Indeed, this is the real challenge of Triple A and all African agrarian policies. Today, African agriculture is mobilizing a lot of billions. It must then be ensured that these figures can reach small farmers. Because they are the first to be confronted with the realities of agriculture, the success of Triple A will depend on it.
AAA initiative is addressing the challenges of poverty and food security requires strengthening the adaptation of African agriculture to climate change, with a view to reducing the agricultural gap between the countries of the continent. The African nations are urged to act urgently given the many threats to the future of food security in the continent, in this case, rising temperatures and declining rainfall.
Involve small farmers for Triple A success
For the moment, no financial institution has announced specific amounts devoted to the achievement of the Triple A objectives, but for these donors, this initiative is a precious helping hand to make their financing on the continent profitable. In this regard, the African Development Bank (AfDB) mobilizes annually some $ 2.4 billion to finance African agriculture, which is among its top 5 priorities. However, it remains to be seen whether the African private agricultural sector is fully involved in this initiative; same for small farmers.

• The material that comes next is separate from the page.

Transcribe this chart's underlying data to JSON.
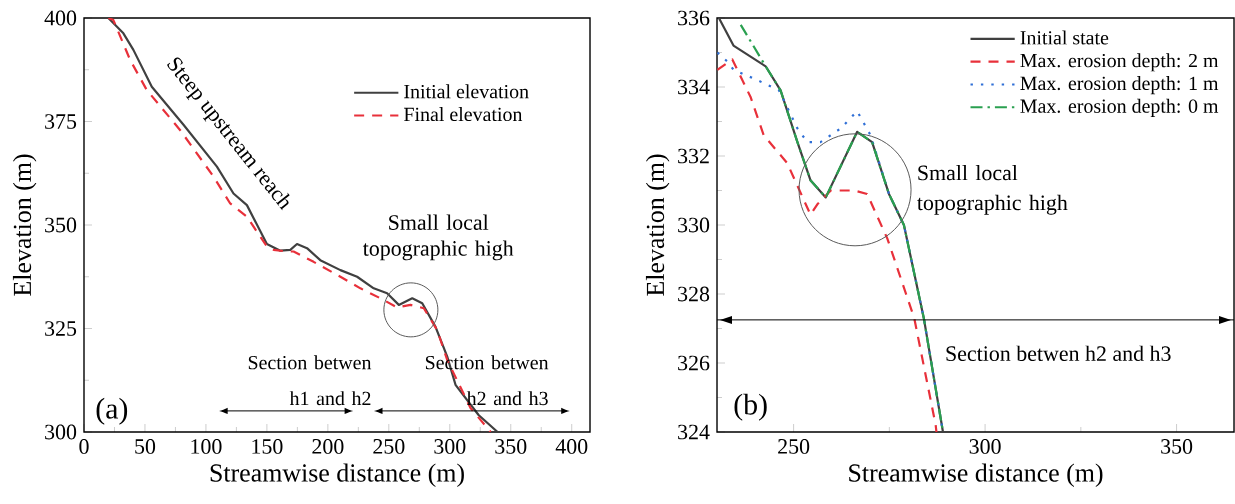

Any delay in the adaptation of African agriculture will expose the countries of the continent to the risk of overexploitation of water resources, because of declining profitability of agricultural land and the spread of epidemics and diseases, among others. In this regard, a series of solutions, namely the rational use of water resources, the capacity building of institutions in charge of water management, and the encouragement of sustainable urban development, in addition to the genetic modification of water resources and agricultural products.
The initiative is not only a key response to climate change, but also to food insecurity. Its aim is to put Adaptation of African Agriculture at the heart of climate debates and negotiations. In its solutions section, it also aims to contribute to the deployment of concrete agricultural projects.